- Born: Nettanige, Bellur Grama Panchayat, Kasaragod district, Kerala, India
- Occupations: Farmer; paddy conservator
- Known for: Maintaining a gene pool of 650+ traditional rice varieties; on-farm conservation of paddy diversity
- Awards: Plant Genome Savior Farmer Reward (2018–19); Padma Shri (2024);

= Sathyanarayana Beleri =

Padmashri award winning Indian farmer and paddy conservationist

Sathyanarayana Beleri is a farmer and also a paddy conservator of Nettanige village in Bellur Gramapanchayath in Kasaragod district in Kerala. After completing his secondary education, he took up farming and has since developed a collection of more than 650 traditional rice varieties, which he maintains through cultivation and preservation methods developed on his farm.

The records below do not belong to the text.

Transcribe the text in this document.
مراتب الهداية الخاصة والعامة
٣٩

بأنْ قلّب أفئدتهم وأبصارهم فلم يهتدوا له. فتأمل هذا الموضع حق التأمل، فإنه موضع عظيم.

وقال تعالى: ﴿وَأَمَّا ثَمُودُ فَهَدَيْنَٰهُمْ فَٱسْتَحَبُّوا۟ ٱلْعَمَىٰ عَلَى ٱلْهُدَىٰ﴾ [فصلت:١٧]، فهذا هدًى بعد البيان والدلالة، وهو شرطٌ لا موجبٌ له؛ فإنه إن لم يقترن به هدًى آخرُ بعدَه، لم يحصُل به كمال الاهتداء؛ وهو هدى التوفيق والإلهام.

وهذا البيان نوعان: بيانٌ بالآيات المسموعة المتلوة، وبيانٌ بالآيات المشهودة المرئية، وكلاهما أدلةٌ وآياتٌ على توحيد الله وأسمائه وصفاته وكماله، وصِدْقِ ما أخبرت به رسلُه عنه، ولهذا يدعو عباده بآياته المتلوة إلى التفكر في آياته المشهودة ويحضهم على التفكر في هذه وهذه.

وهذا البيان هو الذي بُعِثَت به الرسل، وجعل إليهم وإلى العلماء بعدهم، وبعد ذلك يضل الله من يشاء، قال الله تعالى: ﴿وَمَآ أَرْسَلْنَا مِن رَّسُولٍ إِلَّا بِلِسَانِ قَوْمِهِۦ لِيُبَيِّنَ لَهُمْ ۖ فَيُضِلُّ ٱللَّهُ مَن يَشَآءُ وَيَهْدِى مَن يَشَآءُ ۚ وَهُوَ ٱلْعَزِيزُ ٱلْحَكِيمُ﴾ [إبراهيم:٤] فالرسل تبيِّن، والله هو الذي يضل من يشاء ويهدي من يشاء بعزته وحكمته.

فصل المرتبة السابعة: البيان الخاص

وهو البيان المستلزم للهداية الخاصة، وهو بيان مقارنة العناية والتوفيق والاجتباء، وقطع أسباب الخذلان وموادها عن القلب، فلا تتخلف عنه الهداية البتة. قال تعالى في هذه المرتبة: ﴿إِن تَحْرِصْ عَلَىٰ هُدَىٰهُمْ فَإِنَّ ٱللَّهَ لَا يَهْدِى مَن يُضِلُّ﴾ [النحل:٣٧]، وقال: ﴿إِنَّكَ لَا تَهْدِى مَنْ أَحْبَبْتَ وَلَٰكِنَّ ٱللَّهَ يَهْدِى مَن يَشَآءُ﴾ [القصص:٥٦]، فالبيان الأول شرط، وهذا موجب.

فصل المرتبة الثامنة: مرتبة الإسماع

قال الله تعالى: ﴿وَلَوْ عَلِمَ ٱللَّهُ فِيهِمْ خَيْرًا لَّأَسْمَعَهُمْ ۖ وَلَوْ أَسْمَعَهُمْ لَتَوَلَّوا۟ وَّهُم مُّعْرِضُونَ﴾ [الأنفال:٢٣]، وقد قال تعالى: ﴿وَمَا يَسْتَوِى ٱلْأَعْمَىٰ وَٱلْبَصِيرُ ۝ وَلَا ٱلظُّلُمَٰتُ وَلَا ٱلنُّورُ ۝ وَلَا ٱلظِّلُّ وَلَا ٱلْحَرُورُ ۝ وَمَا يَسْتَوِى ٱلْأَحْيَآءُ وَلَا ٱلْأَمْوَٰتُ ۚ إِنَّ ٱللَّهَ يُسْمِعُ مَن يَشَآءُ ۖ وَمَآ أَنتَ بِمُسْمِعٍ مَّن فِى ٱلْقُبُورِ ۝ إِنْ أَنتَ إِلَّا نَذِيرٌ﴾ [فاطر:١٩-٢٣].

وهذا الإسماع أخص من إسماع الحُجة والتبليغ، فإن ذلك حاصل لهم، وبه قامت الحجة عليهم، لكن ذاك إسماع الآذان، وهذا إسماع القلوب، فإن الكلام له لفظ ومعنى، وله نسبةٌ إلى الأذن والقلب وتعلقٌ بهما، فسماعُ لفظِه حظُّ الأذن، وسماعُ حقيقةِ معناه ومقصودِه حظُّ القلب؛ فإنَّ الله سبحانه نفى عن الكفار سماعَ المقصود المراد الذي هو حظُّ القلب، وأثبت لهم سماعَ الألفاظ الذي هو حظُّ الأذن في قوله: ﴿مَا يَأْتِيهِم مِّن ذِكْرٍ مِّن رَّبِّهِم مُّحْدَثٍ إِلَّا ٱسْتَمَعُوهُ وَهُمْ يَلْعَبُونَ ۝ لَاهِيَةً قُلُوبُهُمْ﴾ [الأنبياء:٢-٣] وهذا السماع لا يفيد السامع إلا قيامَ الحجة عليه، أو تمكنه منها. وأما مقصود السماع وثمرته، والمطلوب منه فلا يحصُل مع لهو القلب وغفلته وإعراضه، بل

In recognition of his contribution to the conservation of agricultural biodiversity, the Protection of Plant Varieties and Farmers' Rights Authority, under the Ministry of Agriculture and Farmers Welfare, Government of India, awarded him the Plant Genome Savior Farmer Reward for 2018–19. In 2024, he received the Padma Shri, one of India’s highest civilian honours, for his work in the field of agriculture.

The rice varieties preserved by Beleri include Chitteni, Akrikaaya, Narikela, Suggi kayame, Vellatuven, Gandhasaale, Jeerige Sanna, Ghangadale, Kumkumsaale, Kalame, Kottambarasaale, Karigajavile, Raajamudi, Jugal Kagga, Karijeddu, Parambu Ucchan, Mysooru mallige.